Mahesh Yadav Mahesh Yadav - 2 months ago 4x
R Question

column names different from the fit regsubsets to choose best variables

I am trying to get the variable (column name) of importance from regsubsets. I like to get the important variables one by one that I can analyze. Here is the program

reg_fit=regsubsets(Salary~., data = Hitters, nvmax = 10, method = "forward")

The problem is the column names in reg_fit is not the same as that of data-Hitters.

Here is the output from the original data:

## [1] "AtBat" "Hits" "HmRun" "Runs" "RBI"
## [6] "Walks" "Years" "CAtBat" "CHits" "CHmRun"
## [11] "CRuns" "CRBI" "CWalks" "League" "Division"
## [16] "PutOuts" "Assists" "Errors" "Salary" "NewLeague"

Here is the output extracted from reg_fit:

## [1] "(Intercept)" "AtBat" "Hits" "HmRun" "Runs"
## [6] "RBI" "Walks" "Years" "CAtBat" "CHits"
## [11] "CHmRun" "CRuns" "CRBI" "CWalks" "LeagueN"
## [16] "DivisionW" "PutOuts" "Assists" "Errors" "NewLeagueN"
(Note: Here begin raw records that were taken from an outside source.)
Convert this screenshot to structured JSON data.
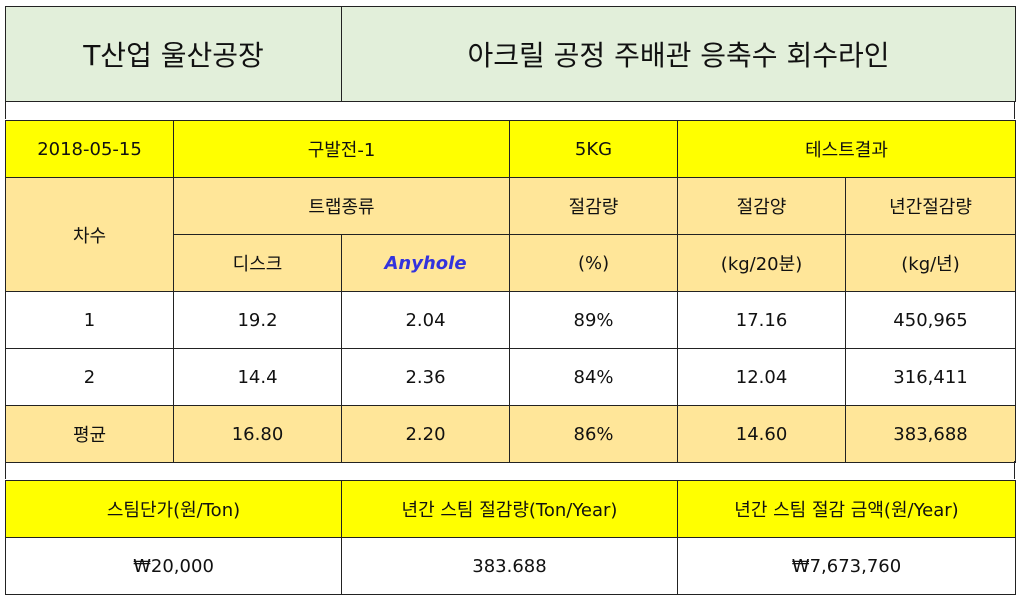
{
  "header": {
    "company": "T산업 울산공장",
    "project": "아크릴 공정 주배관 응축수 회수라인"
  },
  "info": {
    "date": "2018-05-15",
    "location": "구발전-1",
    "pressure": "5KG",
    "result": "테스트결과"
  },
  "columns": {
    "round": "차수",
    "trap_type": "트랩종류",
    "disk": "디스크",
    "anyhole": "Anyhole",
    "reduction_rate": "절감량",
    "reduction_rate_unit": "(%)",
    "reduction_amount": "절감양",
    "reduction_amount_unit": "(kg/20분)",
    "annual_reduction": "년간절감량",
    "annual_reduction_unit": "(kg/년)"
  },
  "rows": [
    {
      "round": "1",
      "disk": "19.2",
      "anyhole": "2.04",
      "rate": "89%",
      "amount": "17.16",
      "annual": "450,965"
    },
    {
      "round": "2",
      "disk": "14.4",
      "anyhole": "2.36",
      "rate": "84%",
      "amount": "12.04",
      "annual": "316,411"
    }
  ],
  "average": {
    "label": "평균",
    "disk": "16.80",
    "anyhole": "2.20",
    "rate": "86%",
    "amount": "14.60",
    "annual": "383,688"
  },
  "summary": {
    "unit_price_label": "스팀단가(원/Ton)",
    "annual_steam_label": "년간 스팀 절감량(Ton/Year)",
    "annual_amount_label": "년간 스팀 절감 금액(원/Year)",
    "unit_price": "₩20,000",
    "annual_steam": "383.688",
    "annual_amount": "₩7,673,760"
  },
  "colors": {
    "header_bg": "#e2efda",
    "highlight": "#ffff00",
    "tan": "#ffe699",
    "brand_text": "#3333dd"
  }
}
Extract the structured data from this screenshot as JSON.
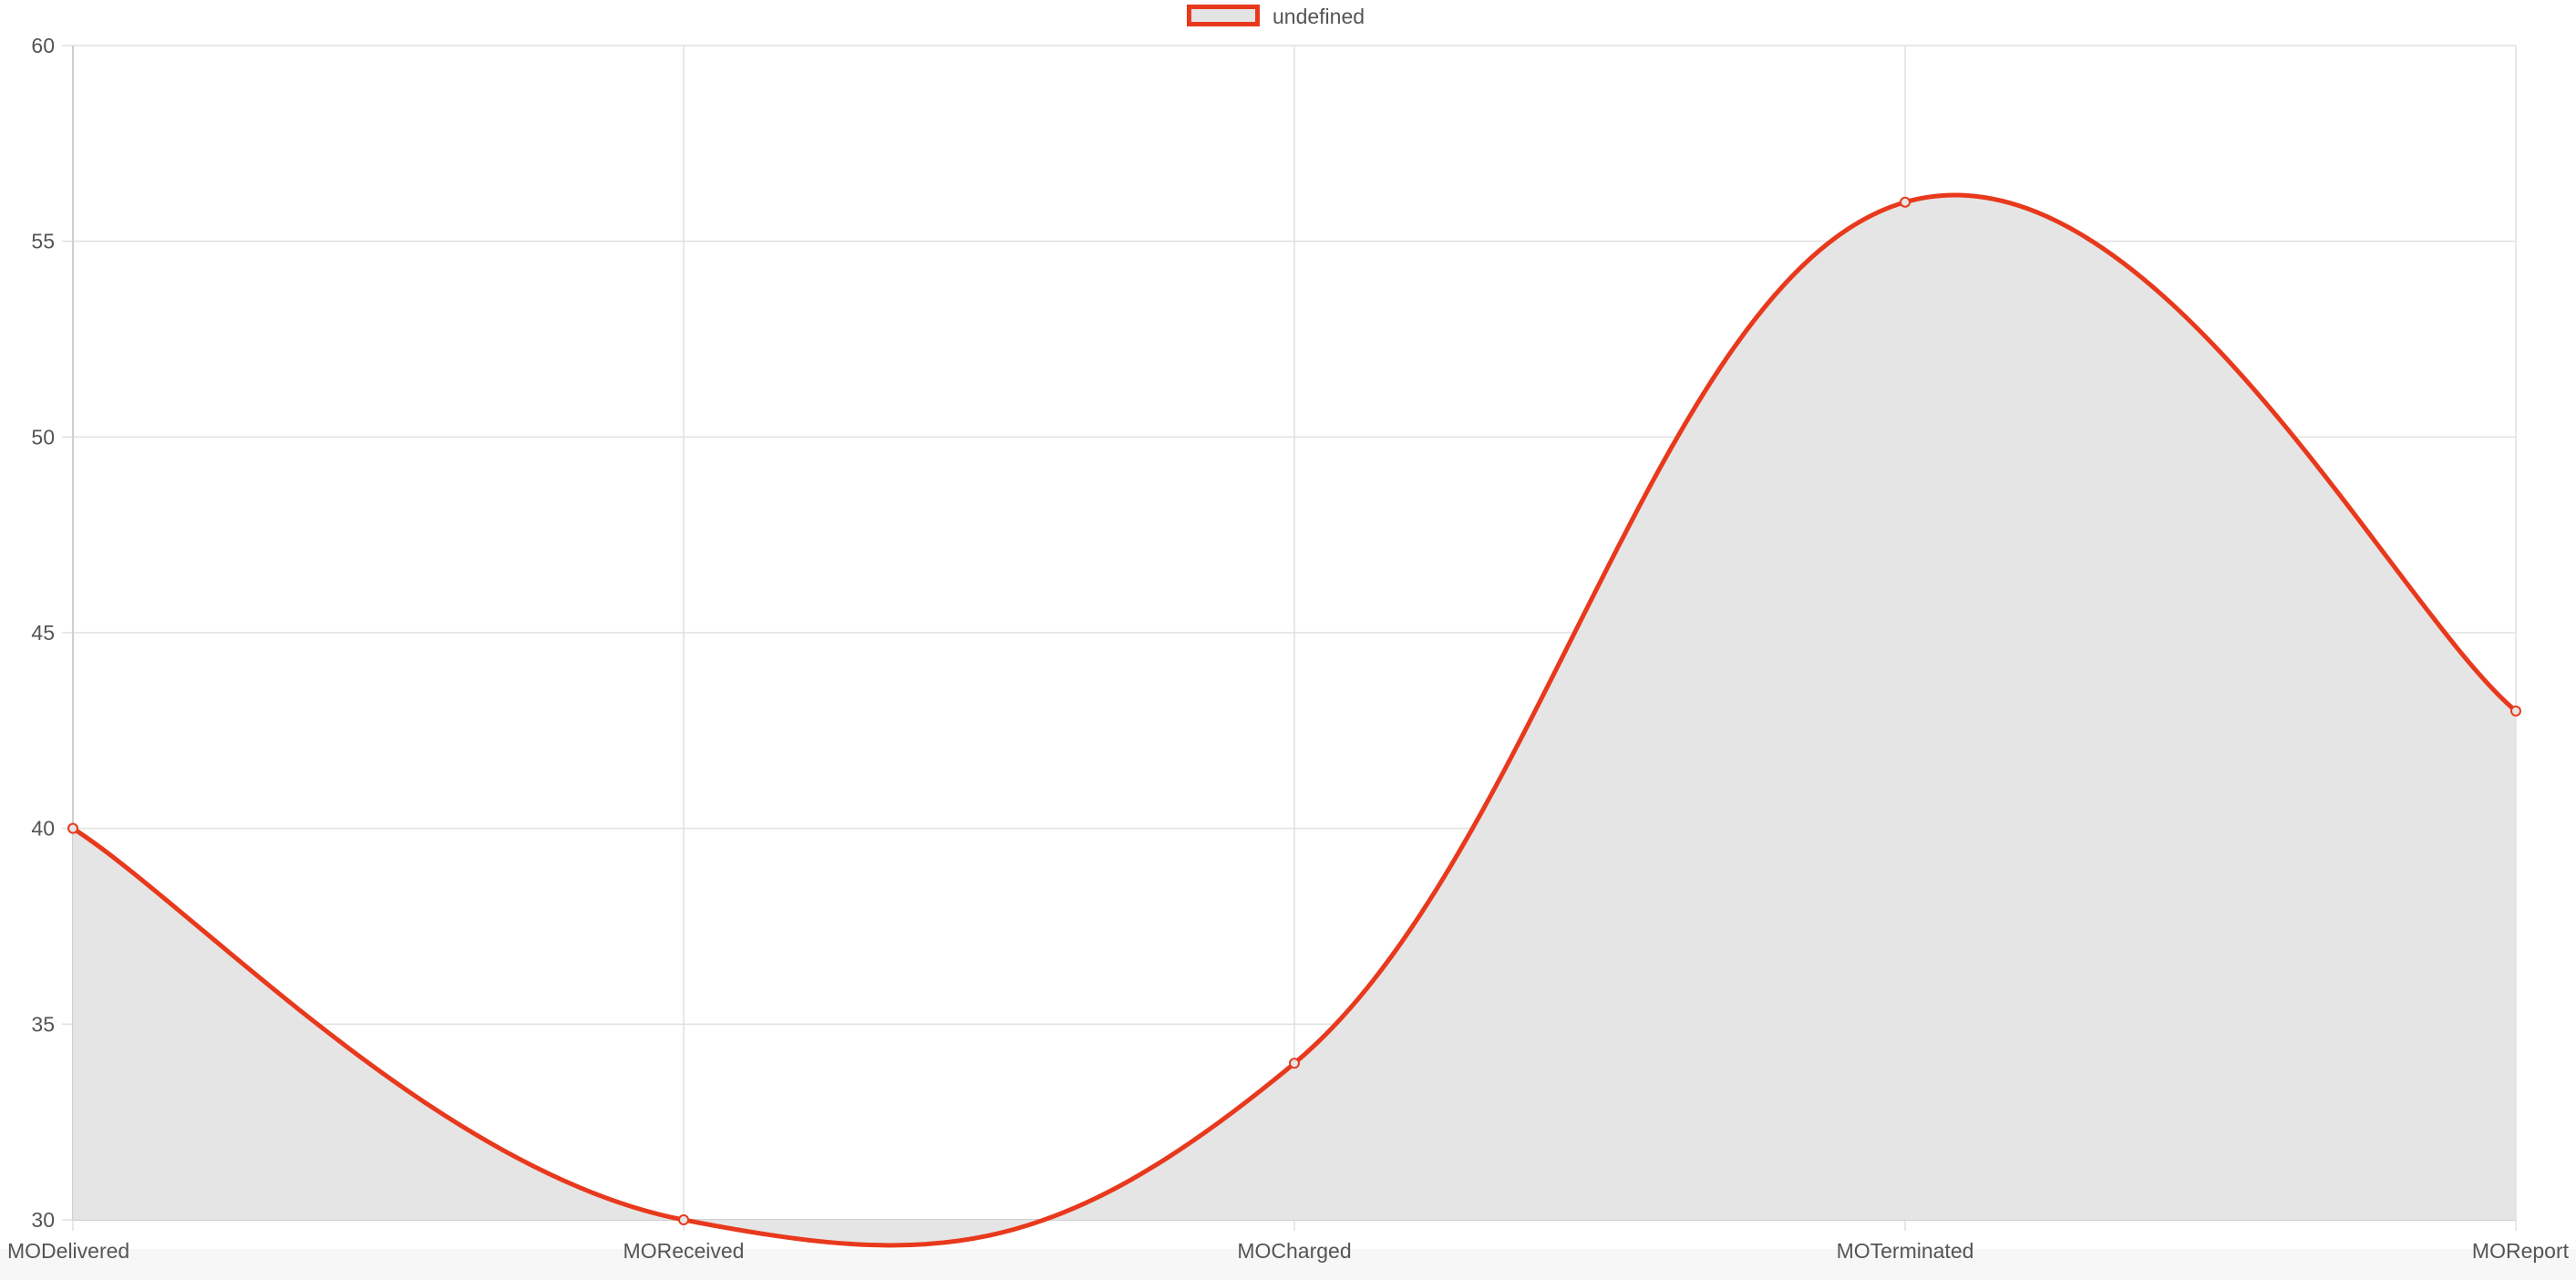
{
  "legend": {
    "label": "undefined"
  },
  "colors": {
    "line": "#e8391d",
    "fill": "#e4e4e4",
    "grid": "#e0e0e0",
    "text": "#555555"
  },
  "chart_data": {
    "type": "area",
    "categories": [
      "MODelivered",
      "MOReceived",
      "MOCharged",
      "MOTerminated",
      "MOReport"
    ],
    "series": [
      {
        "name": "undefined",
        "values": [
          40,
          30,
          34,
          56,
          43
        ]
      }
    ],
    "ylim": [
      30,
      60
    ],
    "yticks": [
      30,
      35,
      40,
      45,
      50,
      55,
      60
    ],
    "grid": true,
    "legend_position": "top-center",
    "curve": "smooth"
  }
}
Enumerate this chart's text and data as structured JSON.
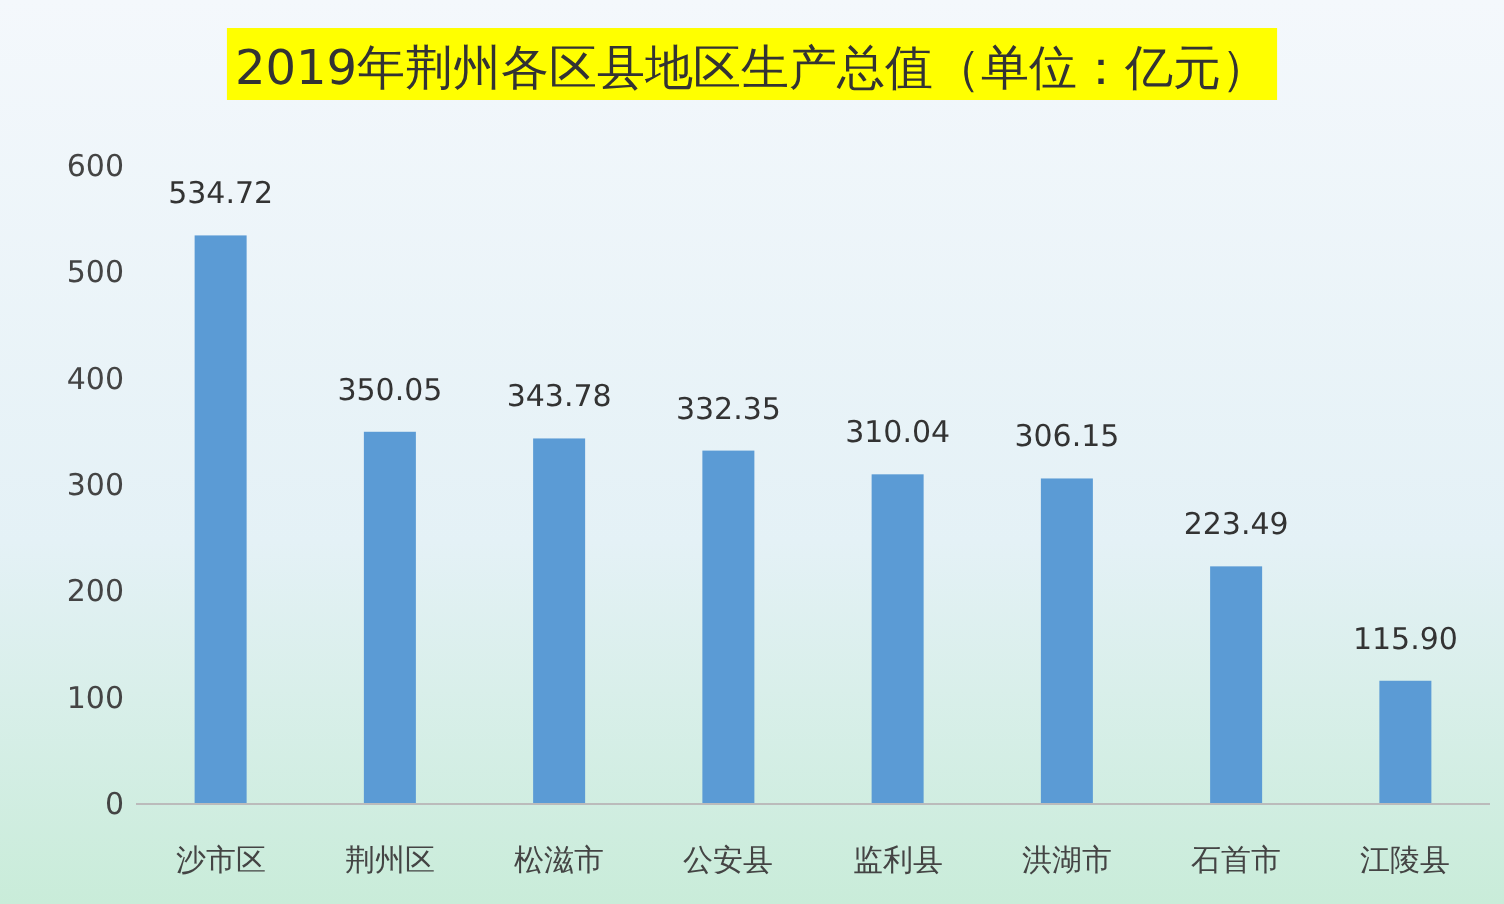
{
  "chart_data": {
    "type": "bar",
    "title": "2019年荆州各区县地区生产总值（单位：亿元）",
    "categories": [
      "沙市区",
      "荆州区",
      "松滋市",
      "公安县",
      "监利县",
      "洪湖市",
      "石首市",
      "江陵县"
    ],
    "values": [
      534.72,
      350.05,
      343.78,
      332.35,
      310.04,
      306.15,
      223.49,
      115.9
    ],
    "value_labels": [
      "534.72",
      "350.05",
      "343.78",
      "332.35",
      "310.04",
      "306.15",
      "223.49",
      "115.90"
    ],
    "color": "#5b9bd5",
    "ylim": [
      0,
      600
    ],
    "yticks": [
      0,
      100,
      200,
      300,
      400,
      500,
      600
    ],
    "grid": false
  }
}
Note Legaue is changed to LeagueN, Division is changed to DivisionW. Any ideas, if this is a bug or is there an easy way to get the column names from reg_fit?


It's not a bug. It's breaking a categorical variable into indicator variables so that they can be used in the regression and the name change is how it lets you know which level is assigned to the positive level of the indicator.

If you want to avoid this you can do so with pre-processing. Here's an example for the variable League:

League <- rep(0,322)
League[Hitters$League == "N"] <- 1

Hitters$League <- as.numeric(as.character(League))

reg_fit=regsubsets(Salary~., data = Hitters, nvmax = 10, method = "forward")

In the example above I created a numeric variable which equals 1 when League is equal to N and used that to replace the factor variable version of League.

In the case of binary factor variables you could just change the labels in the resulting object after running the regression, however if you have more than 2 levels this won't work. For multi-class factor variables you'll need to create multiple indicator variables in the original dataset, as I did in the example above.